If Staking is my baby, Airdrops are my mistress. Wanna become an Atomic Wallet member really fast? Sign up here for the airdrop using a promo code! In fact, if you used the link from Publish0x, you're already a member with 10 AWC! Good job, that gives you a one time cash back bonus!
This one is pretty easy. Wanna change your password? You can do it at any time. BUT, this isn't the most important detail because you also need your...
Remember about your 12 WORD KEYPHRASE? Did you write it down? No? THAT'S A BAD READER! Well, you can access that backup phrase here with just your password. Go write them down.
Finally, you have the support window. If by some chance you have a problem or a question, you can ask them directly search their knowledge base, or even take a look at some YouTube Videos. Based on all of this, we see that the have established and extremely robust set of support options because they want you to use this wallet and LOVE IT. That takes some TLC. I approve.

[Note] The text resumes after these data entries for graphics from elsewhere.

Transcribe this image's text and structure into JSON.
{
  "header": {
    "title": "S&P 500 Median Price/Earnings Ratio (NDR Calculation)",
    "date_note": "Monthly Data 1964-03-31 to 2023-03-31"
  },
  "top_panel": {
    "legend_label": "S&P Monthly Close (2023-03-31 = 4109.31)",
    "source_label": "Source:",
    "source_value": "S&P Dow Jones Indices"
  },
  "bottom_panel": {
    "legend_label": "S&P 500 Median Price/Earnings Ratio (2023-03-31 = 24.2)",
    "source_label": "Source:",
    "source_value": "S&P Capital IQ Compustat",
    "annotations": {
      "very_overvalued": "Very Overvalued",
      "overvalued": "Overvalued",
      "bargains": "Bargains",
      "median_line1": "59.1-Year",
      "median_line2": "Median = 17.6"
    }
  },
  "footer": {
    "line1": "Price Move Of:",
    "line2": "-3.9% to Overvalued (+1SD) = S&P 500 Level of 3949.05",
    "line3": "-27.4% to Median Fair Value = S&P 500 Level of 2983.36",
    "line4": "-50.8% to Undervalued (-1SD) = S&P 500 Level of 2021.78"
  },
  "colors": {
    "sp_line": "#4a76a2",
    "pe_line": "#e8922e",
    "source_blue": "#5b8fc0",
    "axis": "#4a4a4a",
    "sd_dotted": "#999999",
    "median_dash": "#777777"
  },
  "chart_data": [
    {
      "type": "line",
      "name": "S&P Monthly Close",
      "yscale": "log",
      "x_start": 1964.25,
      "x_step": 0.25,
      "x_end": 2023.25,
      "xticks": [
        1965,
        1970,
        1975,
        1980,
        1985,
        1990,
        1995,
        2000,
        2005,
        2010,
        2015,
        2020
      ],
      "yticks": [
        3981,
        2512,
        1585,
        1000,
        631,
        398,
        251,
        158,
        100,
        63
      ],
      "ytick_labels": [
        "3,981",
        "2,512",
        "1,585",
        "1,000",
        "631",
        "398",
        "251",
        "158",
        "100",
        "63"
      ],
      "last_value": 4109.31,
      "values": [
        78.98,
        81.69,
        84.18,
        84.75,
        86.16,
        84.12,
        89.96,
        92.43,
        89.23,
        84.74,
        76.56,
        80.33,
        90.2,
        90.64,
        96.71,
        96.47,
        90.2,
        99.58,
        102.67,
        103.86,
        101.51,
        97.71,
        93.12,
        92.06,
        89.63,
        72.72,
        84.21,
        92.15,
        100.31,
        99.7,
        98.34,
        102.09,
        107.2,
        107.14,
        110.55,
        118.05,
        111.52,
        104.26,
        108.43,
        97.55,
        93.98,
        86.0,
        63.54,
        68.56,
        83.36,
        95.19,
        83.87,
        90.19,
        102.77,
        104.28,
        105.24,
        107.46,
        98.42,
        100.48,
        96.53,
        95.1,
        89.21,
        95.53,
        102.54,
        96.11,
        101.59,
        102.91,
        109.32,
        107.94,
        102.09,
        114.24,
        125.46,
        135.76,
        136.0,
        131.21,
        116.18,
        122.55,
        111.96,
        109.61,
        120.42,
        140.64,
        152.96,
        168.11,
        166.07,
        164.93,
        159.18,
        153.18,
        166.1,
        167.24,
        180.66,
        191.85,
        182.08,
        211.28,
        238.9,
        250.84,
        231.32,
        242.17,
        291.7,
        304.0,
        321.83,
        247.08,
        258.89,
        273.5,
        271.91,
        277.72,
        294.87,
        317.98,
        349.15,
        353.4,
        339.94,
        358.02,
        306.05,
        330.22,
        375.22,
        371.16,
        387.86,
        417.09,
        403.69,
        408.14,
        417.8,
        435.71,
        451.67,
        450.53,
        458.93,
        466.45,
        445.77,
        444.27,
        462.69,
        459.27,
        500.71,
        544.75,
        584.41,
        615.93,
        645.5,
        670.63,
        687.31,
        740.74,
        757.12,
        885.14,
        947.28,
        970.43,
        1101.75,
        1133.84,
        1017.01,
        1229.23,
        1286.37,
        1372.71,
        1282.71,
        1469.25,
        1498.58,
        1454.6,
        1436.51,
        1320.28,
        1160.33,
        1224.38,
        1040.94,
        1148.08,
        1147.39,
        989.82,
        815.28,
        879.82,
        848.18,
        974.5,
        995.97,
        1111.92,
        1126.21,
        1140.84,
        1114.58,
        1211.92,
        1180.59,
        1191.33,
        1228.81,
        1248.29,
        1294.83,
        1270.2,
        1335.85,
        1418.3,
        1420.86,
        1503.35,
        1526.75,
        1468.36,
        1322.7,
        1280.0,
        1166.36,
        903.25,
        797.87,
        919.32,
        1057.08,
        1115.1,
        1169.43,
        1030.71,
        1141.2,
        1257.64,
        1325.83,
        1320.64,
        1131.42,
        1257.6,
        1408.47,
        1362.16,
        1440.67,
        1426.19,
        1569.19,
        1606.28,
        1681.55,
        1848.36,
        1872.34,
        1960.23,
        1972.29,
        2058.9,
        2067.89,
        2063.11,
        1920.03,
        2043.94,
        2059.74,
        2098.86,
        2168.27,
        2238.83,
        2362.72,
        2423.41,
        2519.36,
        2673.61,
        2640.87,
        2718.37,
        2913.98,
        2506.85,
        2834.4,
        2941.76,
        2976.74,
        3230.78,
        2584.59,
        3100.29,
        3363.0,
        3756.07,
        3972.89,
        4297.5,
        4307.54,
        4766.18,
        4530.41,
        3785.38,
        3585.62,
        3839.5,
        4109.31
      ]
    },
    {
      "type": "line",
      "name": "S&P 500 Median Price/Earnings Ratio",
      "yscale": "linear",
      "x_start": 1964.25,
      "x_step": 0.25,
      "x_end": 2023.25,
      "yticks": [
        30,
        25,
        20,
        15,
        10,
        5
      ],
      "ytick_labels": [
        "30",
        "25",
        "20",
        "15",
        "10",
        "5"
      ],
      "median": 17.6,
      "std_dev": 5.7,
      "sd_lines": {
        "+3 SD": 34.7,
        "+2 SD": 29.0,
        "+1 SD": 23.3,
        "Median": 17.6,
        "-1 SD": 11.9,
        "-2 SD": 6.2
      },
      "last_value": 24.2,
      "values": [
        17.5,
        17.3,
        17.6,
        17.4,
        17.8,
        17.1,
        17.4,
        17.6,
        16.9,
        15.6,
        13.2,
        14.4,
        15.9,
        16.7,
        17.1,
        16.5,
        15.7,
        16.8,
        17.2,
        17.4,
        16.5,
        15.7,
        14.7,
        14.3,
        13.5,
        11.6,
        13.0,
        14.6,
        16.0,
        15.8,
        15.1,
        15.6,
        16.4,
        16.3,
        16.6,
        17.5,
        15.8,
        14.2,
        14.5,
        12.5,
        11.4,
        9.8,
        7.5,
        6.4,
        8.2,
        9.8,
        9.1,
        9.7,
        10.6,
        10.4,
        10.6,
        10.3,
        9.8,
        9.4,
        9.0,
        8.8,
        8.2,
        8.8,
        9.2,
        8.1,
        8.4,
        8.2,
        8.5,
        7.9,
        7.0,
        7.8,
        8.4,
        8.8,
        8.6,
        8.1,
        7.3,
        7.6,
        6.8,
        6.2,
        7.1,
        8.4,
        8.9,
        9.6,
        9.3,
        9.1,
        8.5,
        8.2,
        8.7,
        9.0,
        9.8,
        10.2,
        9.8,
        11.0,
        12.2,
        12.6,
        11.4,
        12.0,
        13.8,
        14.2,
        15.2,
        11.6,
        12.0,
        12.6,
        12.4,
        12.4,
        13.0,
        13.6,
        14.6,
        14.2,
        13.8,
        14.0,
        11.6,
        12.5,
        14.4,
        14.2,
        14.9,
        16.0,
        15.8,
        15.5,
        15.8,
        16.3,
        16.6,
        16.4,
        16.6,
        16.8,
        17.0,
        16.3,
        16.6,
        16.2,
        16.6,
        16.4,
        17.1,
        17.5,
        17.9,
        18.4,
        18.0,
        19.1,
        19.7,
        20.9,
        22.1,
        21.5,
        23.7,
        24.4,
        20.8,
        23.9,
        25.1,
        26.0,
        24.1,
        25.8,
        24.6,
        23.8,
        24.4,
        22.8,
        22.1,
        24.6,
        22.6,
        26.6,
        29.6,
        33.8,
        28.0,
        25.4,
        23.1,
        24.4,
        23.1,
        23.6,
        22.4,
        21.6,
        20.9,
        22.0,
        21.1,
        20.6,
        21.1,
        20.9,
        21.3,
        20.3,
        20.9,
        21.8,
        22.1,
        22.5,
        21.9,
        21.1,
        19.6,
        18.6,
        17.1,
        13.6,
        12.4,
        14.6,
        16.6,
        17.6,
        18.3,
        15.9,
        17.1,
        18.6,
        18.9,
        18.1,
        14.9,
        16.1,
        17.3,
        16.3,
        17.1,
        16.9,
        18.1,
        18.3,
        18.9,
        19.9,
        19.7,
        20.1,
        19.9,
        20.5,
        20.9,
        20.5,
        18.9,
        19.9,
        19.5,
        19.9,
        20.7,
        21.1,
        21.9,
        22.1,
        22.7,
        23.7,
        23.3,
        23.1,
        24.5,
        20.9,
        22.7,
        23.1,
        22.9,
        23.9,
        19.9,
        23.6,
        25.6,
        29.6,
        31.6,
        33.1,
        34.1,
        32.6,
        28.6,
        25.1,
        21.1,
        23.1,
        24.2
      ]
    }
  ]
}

This has been a wild ride. I say this with the most sincerity I can muster; Atomic Wallet is fantastic. The speed, the intuitive User Interface, the ease of which you can do everything fro, exchanging to buying makes this a top of the line product. I'm going to continue to use this because of these reasons. They managed to take the hassle out of wallets, give it a face-lift, package it and gingerly place on your doorstep with free shipping.
Atomic Wallet! If You're reading this, thank you. This is a product worth having.